The first bill in Congress was introduced by Senator Gratz Brown of Missouri in March 1866. In the summer a delegation from the National Labor Union was received by President Andrew Johnson. The President pointed to his past record favorable to the workingmen but refrained from any definite promises. Finally, an eight-hour bill for government employes was passed by the House in March 1867, and by the Senate in June 1868. On June 29, 1868, President Johnson signed it and it went into effect immediately.

The result of the eight-hour law was not all that the friends of the bill hoped. The various officials in charge of government work put their own interpretations upon it and there resulted much diversity in its observance, and consequently great dissatisfaction. There seemed to be no clear understanding as to the intent of Congress in enacting the law. Some held that the reduction in working hours must of necessity bring with it a corresponding reduction in wages. The officials' view of the situation was given by Secretary Gideon Wells. He pointed out that Congress, by reducing the hours of labor in government work, had forced upon the department of the Navy the employment of a larger number of men in order to accomplish the necessary work; and that at the same time Congress had reduced the appropriation for that department. This had rendered unavoidable a twenty percent reduction in wages paid employes in the Navy Yard. Such a state of uncertainty continued four years longer. At last on May 13, 1872, President Grant prohibited by proclamation any wage reductions in the execution of the law. On May 18, 1872, Congress passed a law for the restitution of back pay.

The expectations of the workingmen that the Federal law would blaze the way for the eight-hour system in private employment failed to materialize. The depression during the seventies took up all the impetus in that direction which the law may have generated. Even as far as government work is concerned forty years had to elapse before its application could be rounded out by extending it to contract work done for the government by private employers.

We have dealt at length with this subject because it marked an important landmark. It demonstrated to the wage earners that, provided they concentrated on a modest object and kept up a steady pressure, their prospects for success were not entirely hopeless, hard as the road may seem to travel. The other and far more ambitious object of the workingman of the sixties, that of enacting general eight-hour laws in the several States, at first appeared to be within easy reach—so yielding political parties and State legislatures seemed to be to the demands of the organized workmen.
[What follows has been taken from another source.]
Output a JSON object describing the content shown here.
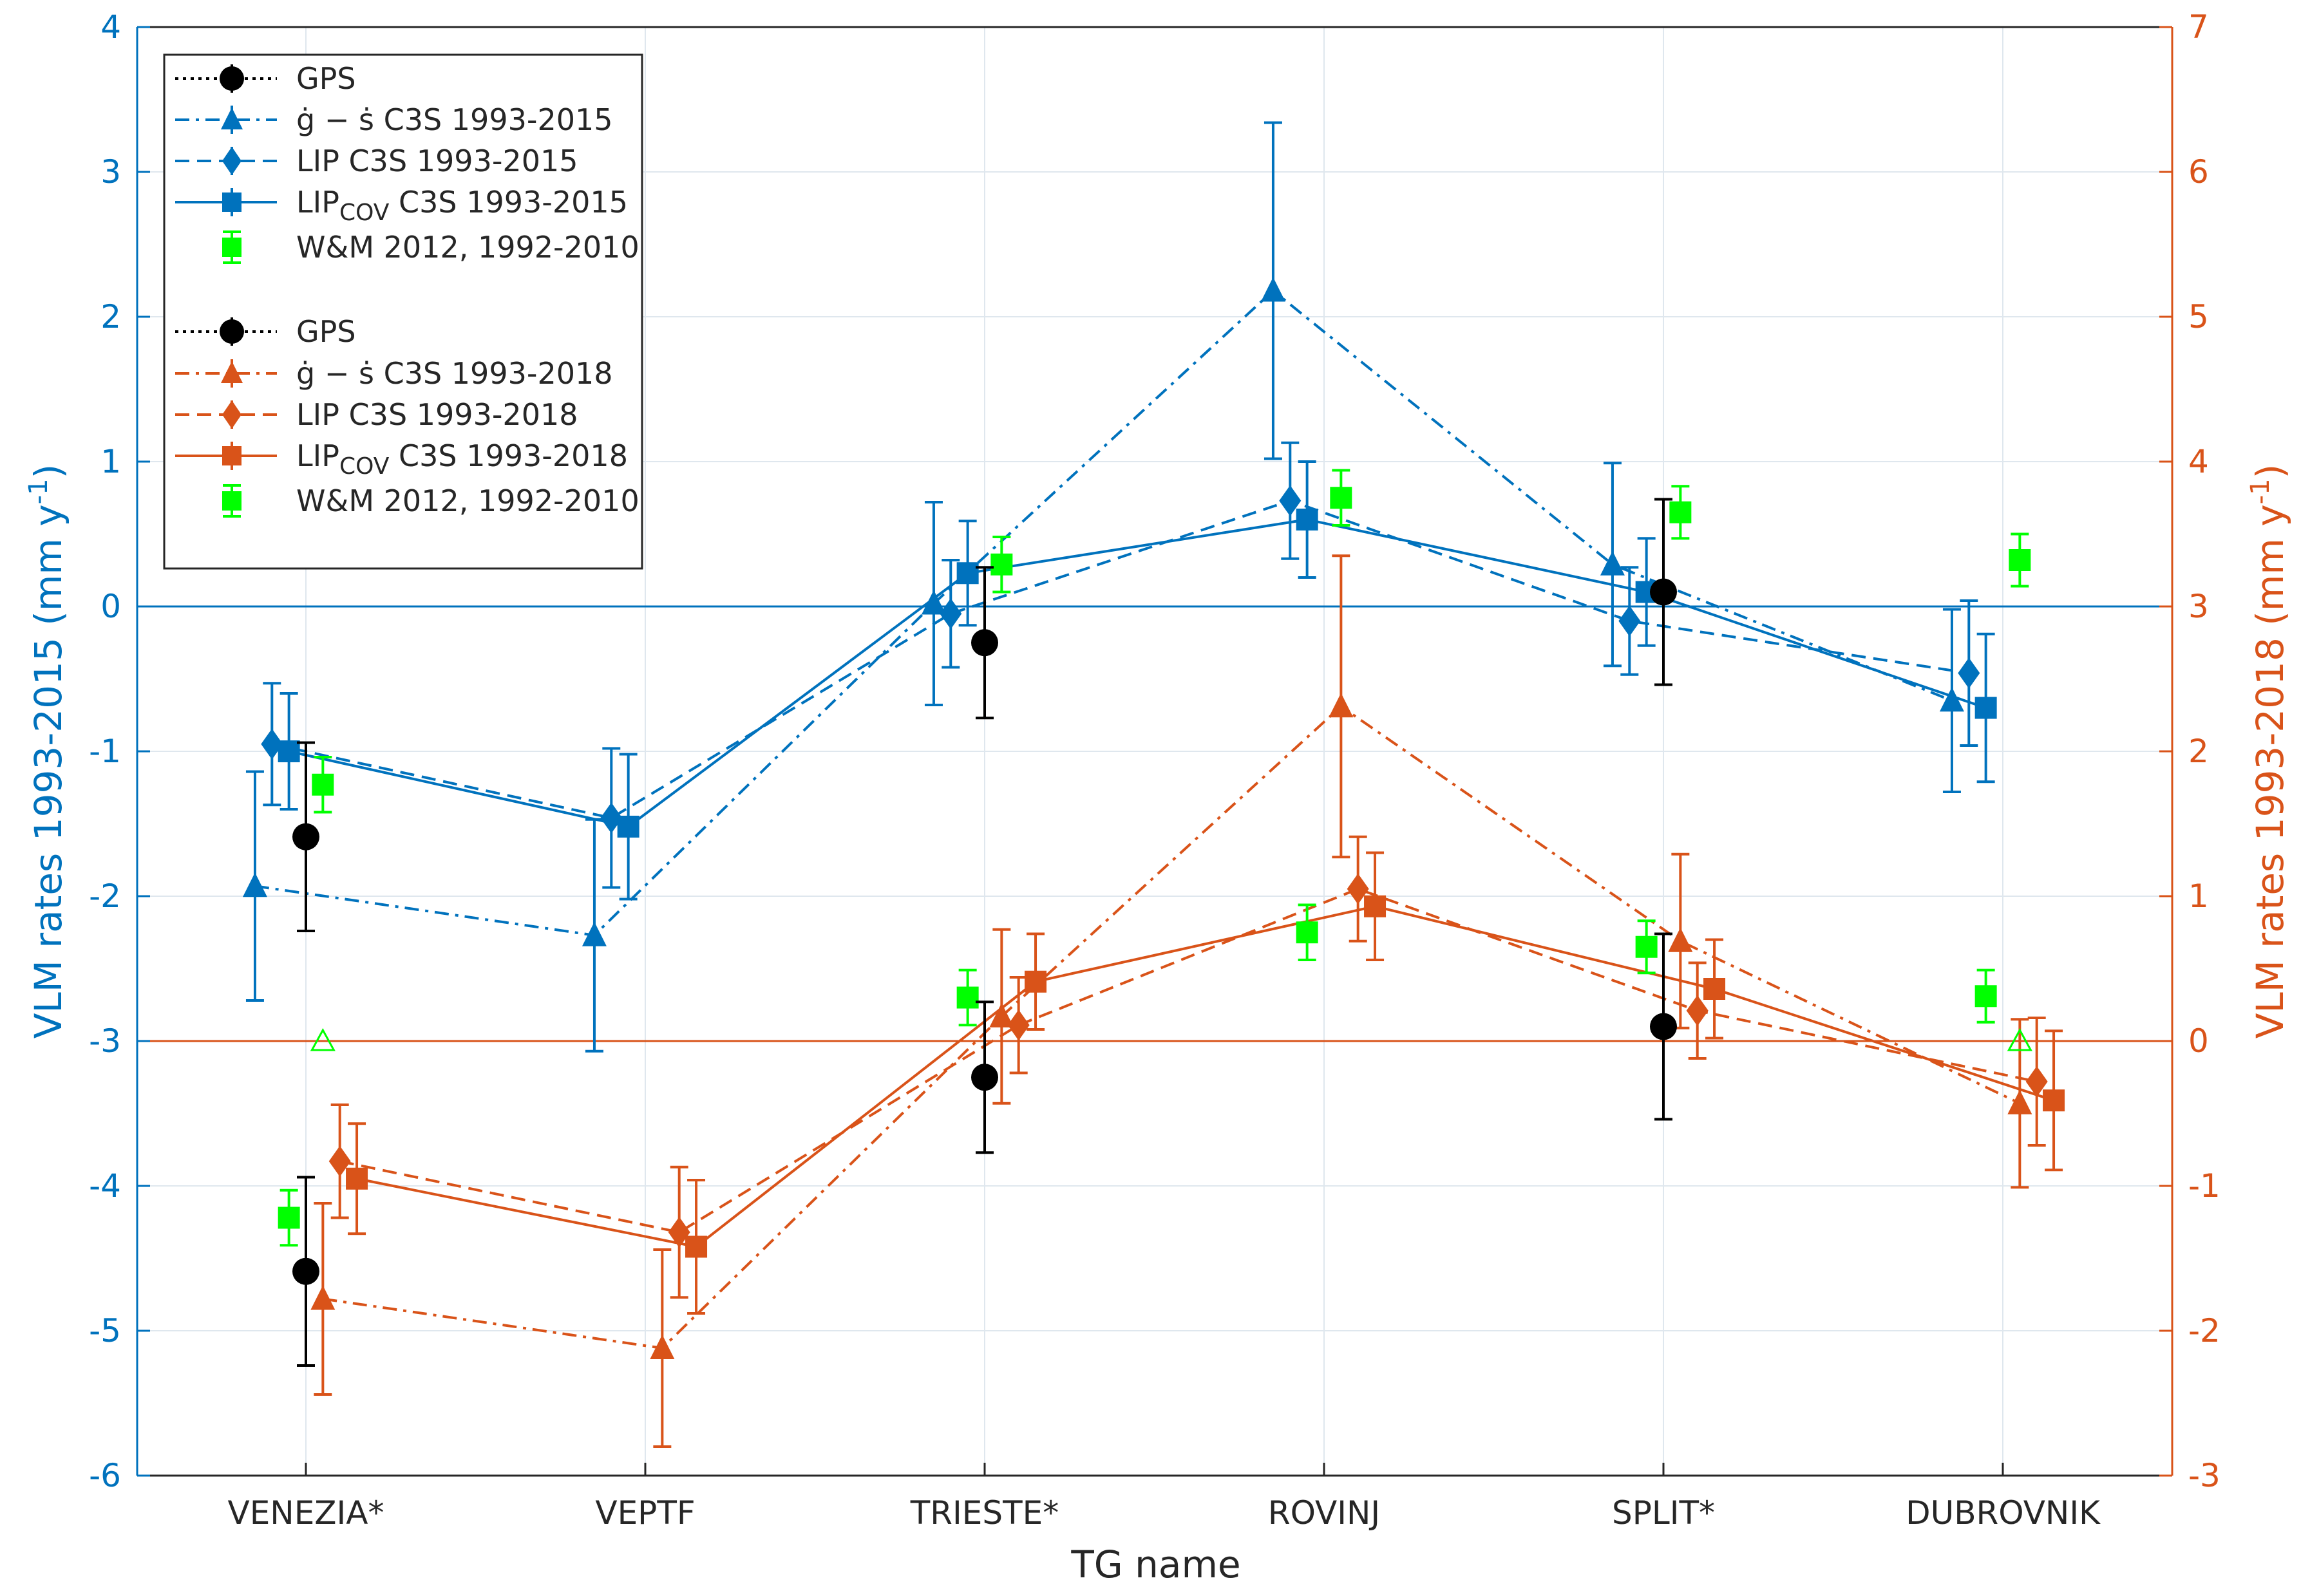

Yet before long these successes proved to be entirely illusory.

The year 1867 was the banner year for such State legislation. Eight-hour laws were passed in Illinois, Wisconsin, Connecticut, Missouri, and New York. California passed such a law in 1868. In Pennsylvania, Michigan, Maryland, and Minnesota bills were introduced but were defeated. Two common features characterized these laws, whether enacted or merely proposed to the legislatures. There were none which did not permit of longer hours than those named in the law, provided they were so specified in the contract. A contract requiring ten or more hours a day was perfectly legal. The eight-hour day was the legal day only "when the contract was silent on the subject or where there is no express contract to the contrary," as stated in the Wisconsin law. But the greatest weakness was a lack of a provision for enforcement. New York's experience is typical and characteristic. When the workingmen appealed to Governor Fenton to enforce the law, he replied that the act had received his official signature and he felt that it "would be an unwarrantable assumption" on his part to take any step requiring its enforcement. "Every law," he said, "was obligatory by its own nature, and could derive no additional force from any further act of his."